The goal of the games is familiar: you tilt the board to roll tiny silver balls into indentations. But their point is a good deal less playful. In "Wanted," black-and-white mug shots of Osama bin Laden and Henry Kissinger are sandwiched between a "WANTED for Crimes Against Humanity" banner at the top and a photograph of a piles of skulls at the bottom. The eyes are hollowed out to serve as the indentations for the balls, so the faces look eerily empty-eyed. But once you maneuver the balls into the depressions, the faces take on a zombie-like life. A few of the skulls also have hollowed-out sockets. "Beady eyes" was never so accurate a description.

"Daisy cutter" is the name for a type of bomb that plunges to earth in a parachute, laterally releasing a chemical agent that acts as a defoliant. "It’s such an innocuous-sounding name," says Hanrahan, "but such a devastating type of weapon. It’s like Double Speak. The administration is systematically undoing all the environmental regulations and calling it something like the clear-sky act."
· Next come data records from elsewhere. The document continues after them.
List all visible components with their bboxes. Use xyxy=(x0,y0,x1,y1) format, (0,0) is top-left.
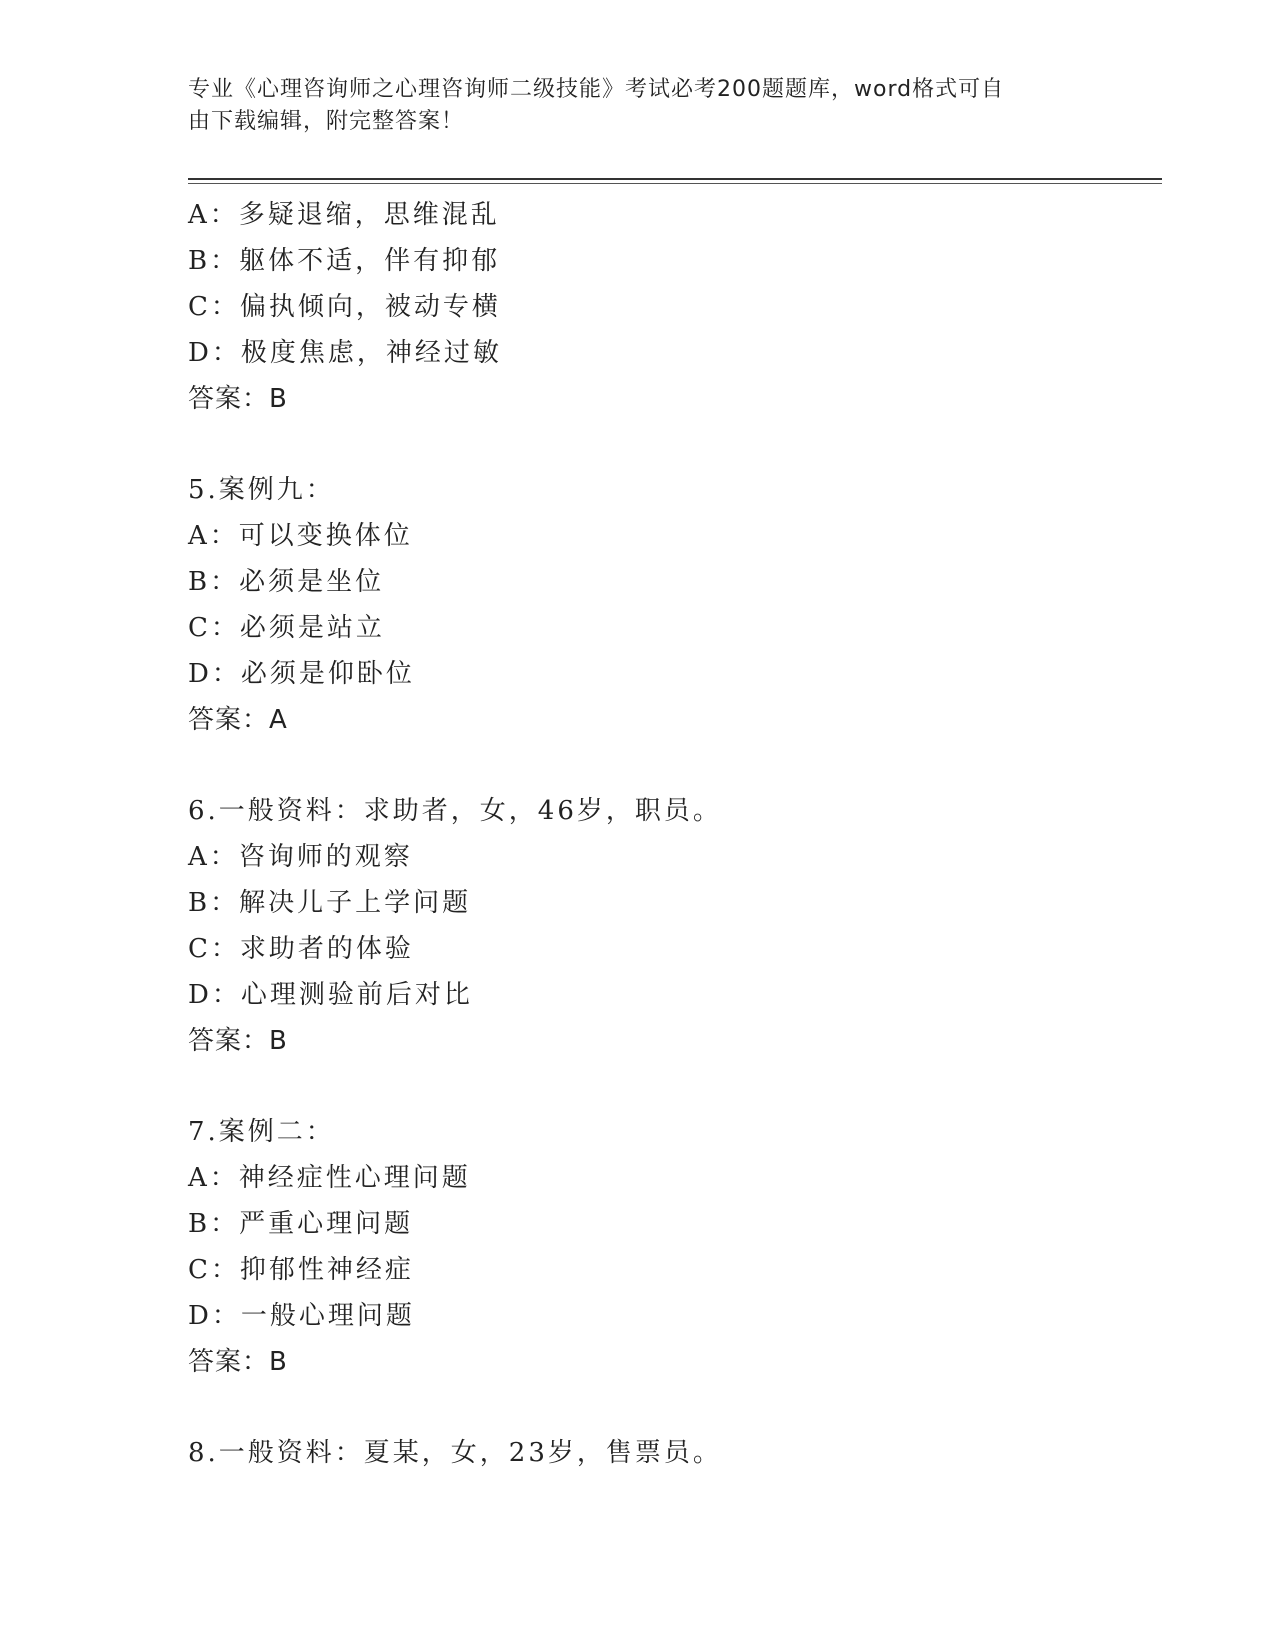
option-d: D：极度焦虑，神经过敏 xyxy=(188,338,502,368)
option-c: C：抑郁性神经症 xyxy=(188,1255,414,1285)
option-b: B：躯体不适，伴有抑郁 xyxy=(188,246,501,276)
question-title: 8.一般资料：夏某，女，23岁，售票员。 xyxy=(188,1438,722,1468)
question-block xyxy=(188,1109,1148,1385)
option-c: C：必须是站立 xyxy=(188,613,385,643)
spacer xyxy=(188,422,1148,467)
question-title: 6.一般资料：求助者，女，46岁，职员。 xyxy=(188,796,722,826)
option-a: A：多疑退缩，思维混乱 xyxy=(188,200,500,230)
option-a: A：神经症性心理问题 xyxy=(188,1163,471,1193)
answer-line: 答案：B xyxy=(188,1347,288,1377)
question-block xyxy=(188,192,1148,422)
option-d: D：心理测验前后对比 xyxy=(188,980,473,1010)
option-d: D：一般心理问题 xyxy=(188,1301,415,1331)
answer-line: 答案：A xyxy=(188,705,288,735)
document-header xyxy=(188,74,1078,138)
spacer xyxy=(188,743,1148,788)
header-divider-thick xyxy=(188,178,1162,180)
question-title: 7.案例二： xyxy=(188,1117,335,1147)
option-b: B：解决儿子上学问题 xyxy=(188,888,472,918)
header-divider-thin xyxy=(188,183,1162,184)
option-a: A：可以变换体位 xyxy=(188,521,413,551)
answer-line: 答案：B xyxy=(188,1026,288,1056)
spacer xyxy=(188,1385,1148,1430)
question-block xyxy=(188,1430,1148,1476)
option-a: A：咨询师的观察 xyxy=(188,842,413,872)
question-title: 5.案例九： xyxy=(188,475,335,505)
answer-line: 答案：B xyxy=(188,384,288,414)
question-block xyxy=(188,788,1148,1064)
header-line-2: 由下载编辑，附完整答案！ xyxy=(188,109,465,134)
option-c: C：偏执倾向，被动专横 xyxy=(188,292,501,322)
question-list xyxy=(188,192,1148,1476)
question-block xyxy=(188,467,1148,743)
header-line-1: 专业《心理咨询师之心理咨询师二级技能》考试必考200题题库，word格式可自 xyxy=(188,77,1005,102)
option-c: C：求助者的体验 xyxy=(188,934,414,964)
option-b: B：必须是坐位 xyxy=(188,567,385,597)
option-b: B：严重心理问题 xyxy=(188,1209,414,1239)
spacer xyxy=(188,1064,1148,1109)
option-d: D：必须是仰卧位 xyxy=(188,659,415,689)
The backdrop for Hanrahan’s "Daisy Cutter" is an image of the bomb being detonated. Parachutes carrying bombs with indentations for the balls fall from a plane. When the balls are in place, they become the tips of the bombs, the parachutes telling your score. For every point you score, you created a bomb.

There’s a similar no-win-situation feel to "Collateral Damage." Instead of maneuvering the balls into indentations, you have to maneuver them into U-shaped pockets — miss and they fall into slots at the bottom of the board, each of which is labeled with the number of civilian casualties in Vietnam, Dresden, Cambodia, the Gulf War, Kosovo, Tokyo, Hiroshima, Nagasaki, and Afghanistan. Hanrahan mentions a comment made by Colin Powell during the first Iraq war when someone asked him about civilian casualties: " ‘That’s not a figure I’m particularly interested in.’ " She goes on, "We look where we want to look, do what we want to do, and there’s no culpability for our actions."

In "Collateral Damage," there’s no way you can maneuver all the silver balls into the target U-pockets. Civilian deaths are unavoidable. "There can’t be a positive outcome to war," Hanrahan says. "You can’t win."